At the end of the Crown case there was no submission made for Peden that there was no case to answer. To the jury it was never suggested that there was no sufficient evidence and that matter is not raised in the Note of Appeal.

In my opinion I posed the correct test at page 31 of the Charge ... "

Conclusions

In our opinion, the trial judge misdirected the jury on the question of concert. The appellant could be convicted on this libel only if she actually knew that Welsh had the knife (cf. McKinnon v HM Adv, 2003 SLT 281). The directions of the trial judge were to the effect that even if the appellant did not know that Welsh had the knife, the jury could nonetheless convict her as libelled if they considered that she ought to have known that he did. That is not the law. We think that the trial judge perhaps had in mind the idea that the circumstantial evidence was such that the jury were entitled to infer that the appellant must have known that Welsh had a knife (cf. Charge, p. 40, supra). That would have been an inference of actual knowledge. But the directions that we have quoted implied that the jury could convict even if they found that the appellant did not have such knowledge.

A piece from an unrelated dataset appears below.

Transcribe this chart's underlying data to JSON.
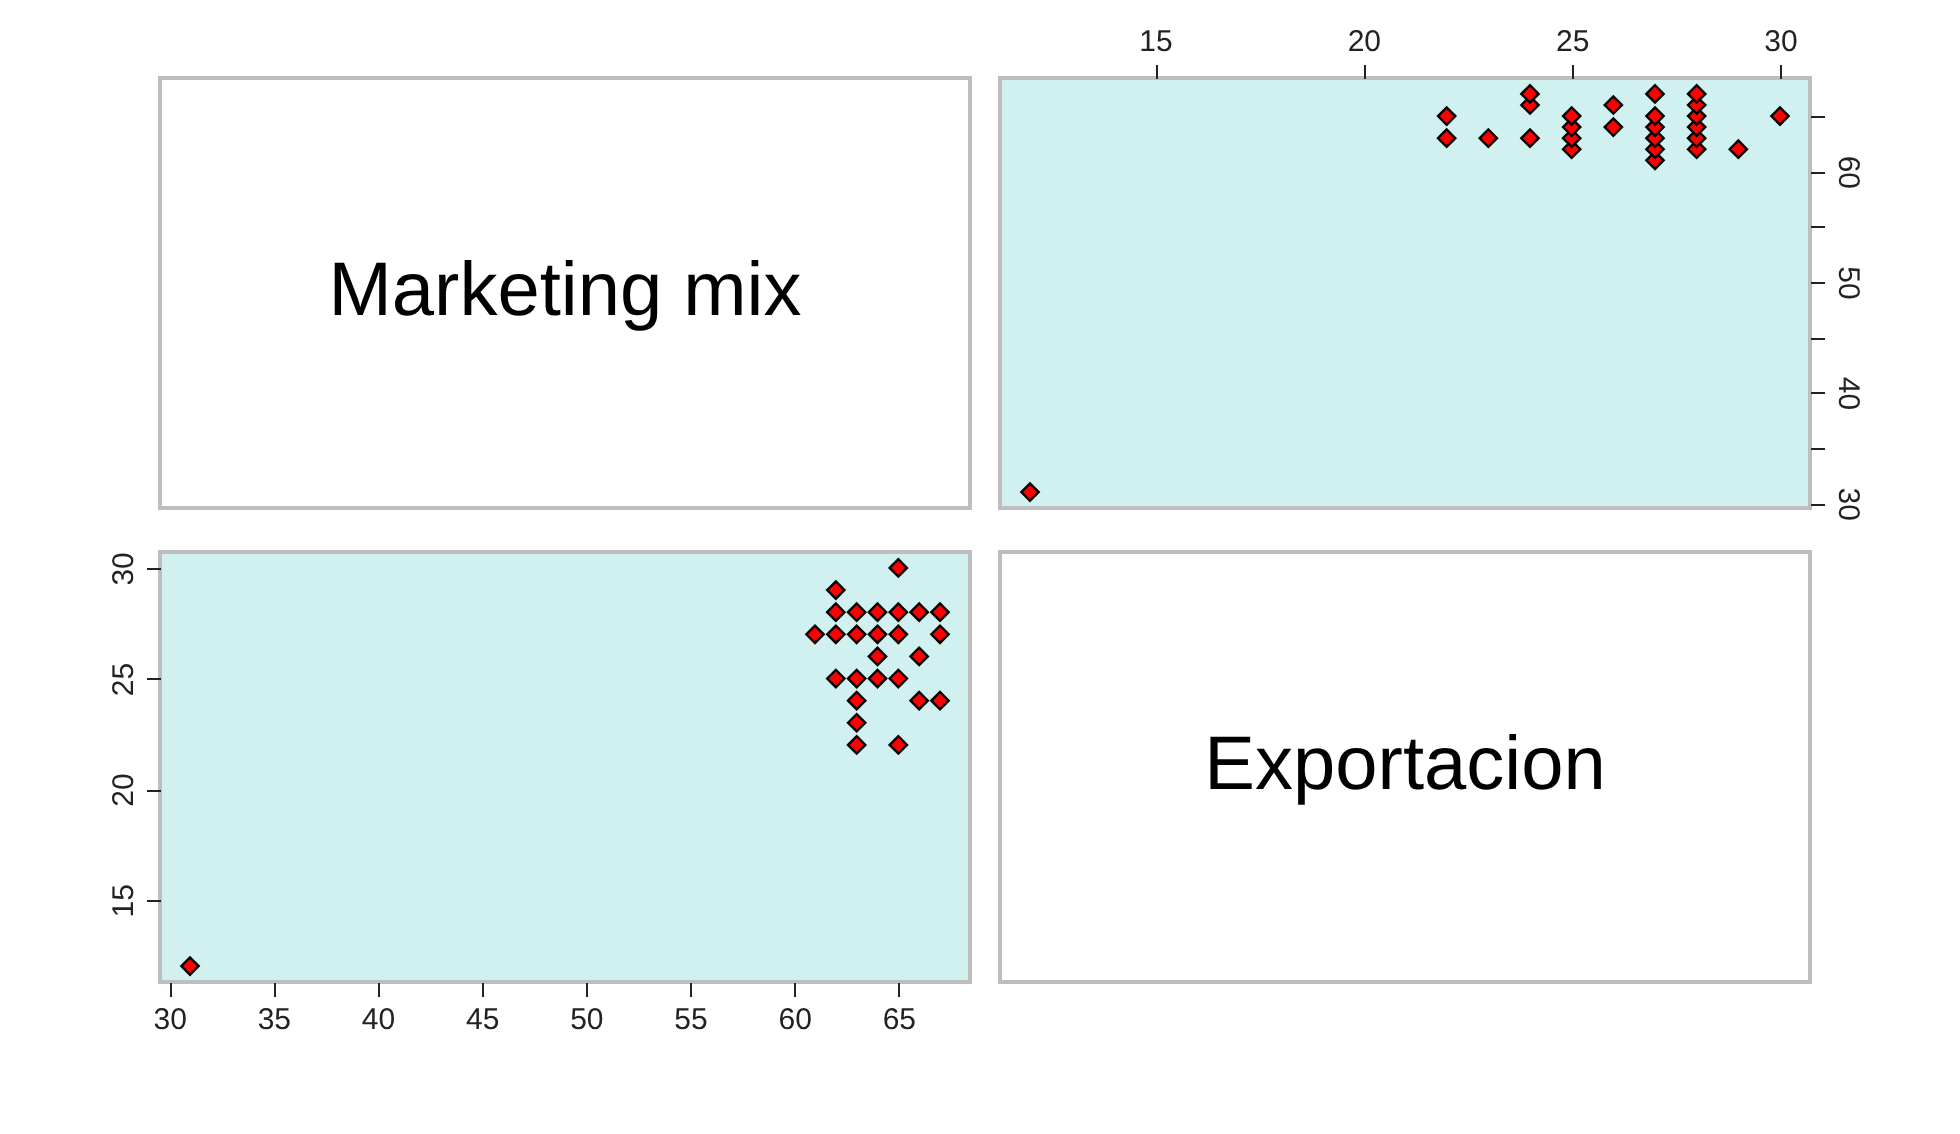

Since we cannot exclude the possibility that the jury may have convicted on the basis of what the appellant ought to have known, rather than what she actually knew, as to Welsh's possession of the knife, we consider that the misdirection in this case has resulted in a miscarriage of justice.

Decision

We have therefore allowed the appeal, quashed the conviction and sentence, and substituted a conviction of guilty under deletion of the words "repeatedly strike him on the head and body with a knife and" and the words "all to his severe injury, permanent disfigurement and permanent impairment". We have substituted a sentence of 11 months imprisonment, backdated to 18 February 2002, the effect of which will be the appellant will be released immediately.